Hand-in-hand with this trend goes the growth in collaboration initiatives, and the rise of new social and collaborative technologies that support a more open, interactive and fluid org structure. These tools bring people together from across the business in ad hoc teams to solve a particular problem or need, leveraging the different skills and perspectives of the various individuals.
But that's only part of the story.
A Look at the Bigger Picture
Being a collaborative organization is about much more than breaking down the barriers between different parts of your business. You also need to look at the barriers that surround your business.
No business operates in a vacuum, and a host of different external parties are crucial to your success: from the customers who buy your services, to the partners in your supply chain, to the contract staff who fill shortfalls in your skillset. The collaborative culture needs to extend to the way we engage and interact with these parties too — and while this may seem quite obvious, it is a much harder thing to do well than the internal piece of the puzzle.
While it’s partly about transparency and sharing information with customers and partners — about their transactions, about service availability, about product information or your business or product strategy, for example — it's mainly about improving the relationship, about enabling a two-way interaction that is more than skin-deep.
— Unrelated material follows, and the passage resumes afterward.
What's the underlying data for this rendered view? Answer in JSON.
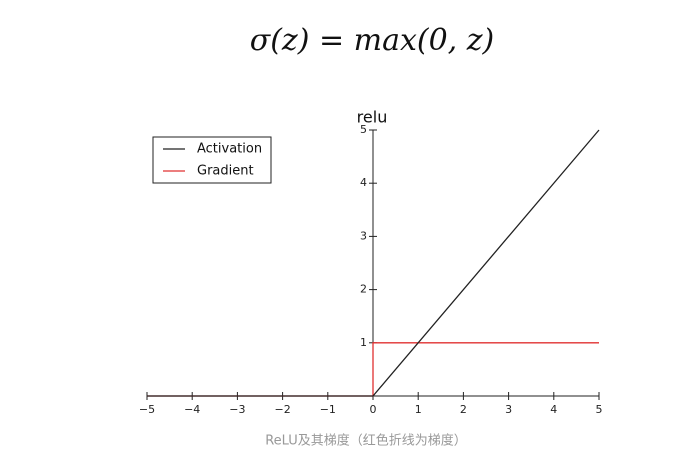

This means involving customers and partners in your decision-making processes, engaging them in improving the products and services you offer, and ensuring you maintain the communications channel throughout, so that they see the impact they’ve made, and feel a part of the change. Not only can this improve customer loyalty, but it helps drive momentum around the change within your organization, too — "this is something that our customers are asking for, we know that they want it, and this will make us more valuable to them."
Learning Opportunities
Creating an Interactive Community
Online community platforms can support this approach. Organizations can engage directly with community members, while also providing a peer support platform. These share many of the features and characteristics of internal social collaboration platforms, but tend to focus more on integration with social media platforms, for example, and often less on the people relationship elements that characterize enterprise social networks.
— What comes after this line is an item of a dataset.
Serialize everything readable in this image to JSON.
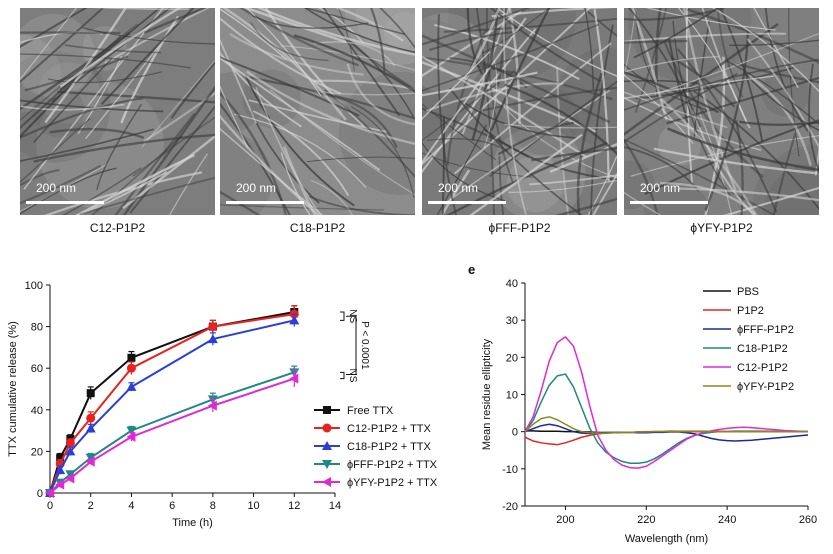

In practice, many organizations invest in externally-facing communities before they have fully addressed their internal collaboration challenges, driven by the need to improve their customer engagement levels or reduce their support costs. While I understand the reasoning behind this, the risk of this approach is that it is seen to be just another marketing channel, rather than effecting a wholesale change in the way the organization engages its customers.
It’s not enough to have the marketing team and/or one or two community managers holding the fort on your community: the community needs to be an extension of the overall workings of the business. Employees across the business need to be involved, offering input and engaging with community members in a natural, unforced way.
This can be scary for organizations that have not already embraced collaborative working across their employee base and is unlikely to be successful. A customer or partner community that simply extends your internal collaborative culture to include your customers and partners will come across as sincere and convincing, and this will be reflected back in your community engagement levels.